The third part of the volume centres on binominal constructions and begins with a contribution by Elnora ten Wolde: ‘From an icy hell of a night to a hell of a fine story: The development of the English binominal noun phrase and beyond’ (pp. 279–309). She distinguishes between three constructions: evaluative binominal noun phrases (EBNPs), like an icy hell of a night, evaluative modifiers (EMs), such as one hell of a party, and binominal intensifiers (BIs), such as a hell of a good dog. The latter two are grammaticalised and are distinguished from the first one on the basis of the status of of, the first and second determiner slot, headedness, the relation between the first and second noun, the scope of the first determiner, premodification, constituency, restrictions on the first noun and the second, and number agreement.

Melanie J. Bell and Carmen Portero Muñoz deal with ‘Time-measurement constructions in English: A corpus-based exploration’ (pp. 311–62), such as 10 years’ time and five-year plan, in which a cardinal number is followed by either a bare time-noun (N1), or one in the S-form with or without an apostrophe, and a second noun (N2). Logistic regression corpus analysis confirms that the different N1-variants represent different constructions, i.e. the time-measurement compound construction and the time-measurement construction, based, among other things, on N1 being a nominal or part of a noun phrase, and on the fillers of the determiner slot.

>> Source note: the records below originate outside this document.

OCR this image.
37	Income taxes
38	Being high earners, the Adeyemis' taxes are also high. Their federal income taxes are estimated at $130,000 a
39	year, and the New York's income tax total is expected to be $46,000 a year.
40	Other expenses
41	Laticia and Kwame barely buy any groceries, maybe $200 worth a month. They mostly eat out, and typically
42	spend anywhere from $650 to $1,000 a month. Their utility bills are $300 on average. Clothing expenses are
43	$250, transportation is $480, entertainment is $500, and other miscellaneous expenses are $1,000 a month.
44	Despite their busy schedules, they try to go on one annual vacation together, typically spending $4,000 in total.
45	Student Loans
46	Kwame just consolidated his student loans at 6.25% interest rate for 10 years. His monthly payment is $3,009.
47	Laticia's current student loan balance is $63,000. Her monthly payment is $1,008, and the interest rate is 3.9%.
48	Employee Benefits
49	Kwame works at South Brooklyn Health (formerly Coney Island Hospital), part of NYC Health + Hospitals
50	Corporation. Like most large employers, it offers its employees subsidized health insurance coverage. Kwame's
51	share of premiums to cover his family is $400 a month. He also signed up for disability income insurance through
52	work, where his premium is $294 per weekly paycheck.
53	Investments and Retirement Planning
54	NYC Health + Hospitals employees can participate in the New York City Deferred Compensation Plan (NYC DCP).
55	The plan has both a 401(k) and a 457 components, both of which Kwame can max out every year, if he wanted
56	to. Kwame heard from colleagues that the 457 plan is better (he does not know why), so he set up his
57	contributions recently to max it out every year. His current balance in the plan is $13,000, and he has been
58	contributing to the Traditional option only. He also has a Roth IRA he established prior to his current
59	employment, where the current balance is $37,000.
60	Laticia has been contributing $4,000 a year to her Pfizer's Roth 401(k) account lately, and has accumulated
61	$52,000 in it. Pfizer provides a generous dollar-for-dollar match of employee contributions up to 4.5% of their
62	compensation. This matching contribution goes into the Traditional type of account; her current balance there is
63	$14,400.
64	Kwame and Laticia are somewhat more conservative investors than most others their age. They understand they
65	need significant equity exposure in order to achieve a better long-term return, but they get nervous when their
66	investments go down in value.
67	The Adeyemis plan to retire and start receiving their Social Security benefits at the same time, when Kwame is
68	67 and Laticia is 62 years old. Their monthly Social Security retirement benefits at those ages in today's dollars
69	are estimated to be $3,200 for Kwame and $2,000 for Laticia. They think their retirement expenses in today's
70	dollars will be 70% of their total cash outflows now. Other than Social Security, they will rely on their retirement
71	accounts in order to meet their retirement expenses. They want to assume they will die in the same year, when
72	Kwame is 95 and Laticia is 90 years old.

Lotte Sommerer's contribution is titled ‘Day to day and night after night: Temporal NPN constructions in Present Day English’ (pp. 363–94) and brings in a quantitative study of binominals in which a singular noun is connected to the same singular noun by means of a preposition, embedded in a Usage-based Cognitive Construction Grammar framework. After, to and by are most productive/frequent in these patterns and so are the temporal nouns day, year, night, week and hour. The frozen character of these patterns is shown by their restricted attestation with modification (hour by precious hour) or complements (day after day of suffering). In addition, the constructional network of this family of constructions is reconstructed. This includes fully specified constructions as well as semi-specific templates and potentially even higher levels of abstraction.

The volume concludes with a chapter by Kazuya Nishimaki, ‘Coordinated phrases as dvandvas: A competition-theoretic perspective’ (pp. 395–427), which takes a cross-linguistic perspective and compares English and Japanese. The theoretical framework predicts that dvandvas (i.e. coordinated compounds), such as dan-zyo ‘male-female’, have phrasal counterparts in present-day English, i.e. male and female. The framework indicates that English is a syntax-preferring language in which dvandvas in the strict sense are unattested; however, the author argues that dvandva status can be attributed to some coordinated phrases when these represent one concept as a single unit together and represent ‘two entities but one concept’. And is then argued to be a formal element only, which is semantically empty and phonetically reduced.

Overall, this volume indeed presents a variety of chapters with a functional-cognitive perspective on the English noun phrase, except perhaps for two which have a more formal approach. The contributions are coherently structured around three main topics, which together represent the main axes of current research on the English noun phrase. The volume encompasses several theoretical frameworks, all grounded in corpus research, and includes both monolingual studies on English, synchronic and diachronic, and cross-linguistic studies, including both qualitative and quantitative analysis and experimental methodology.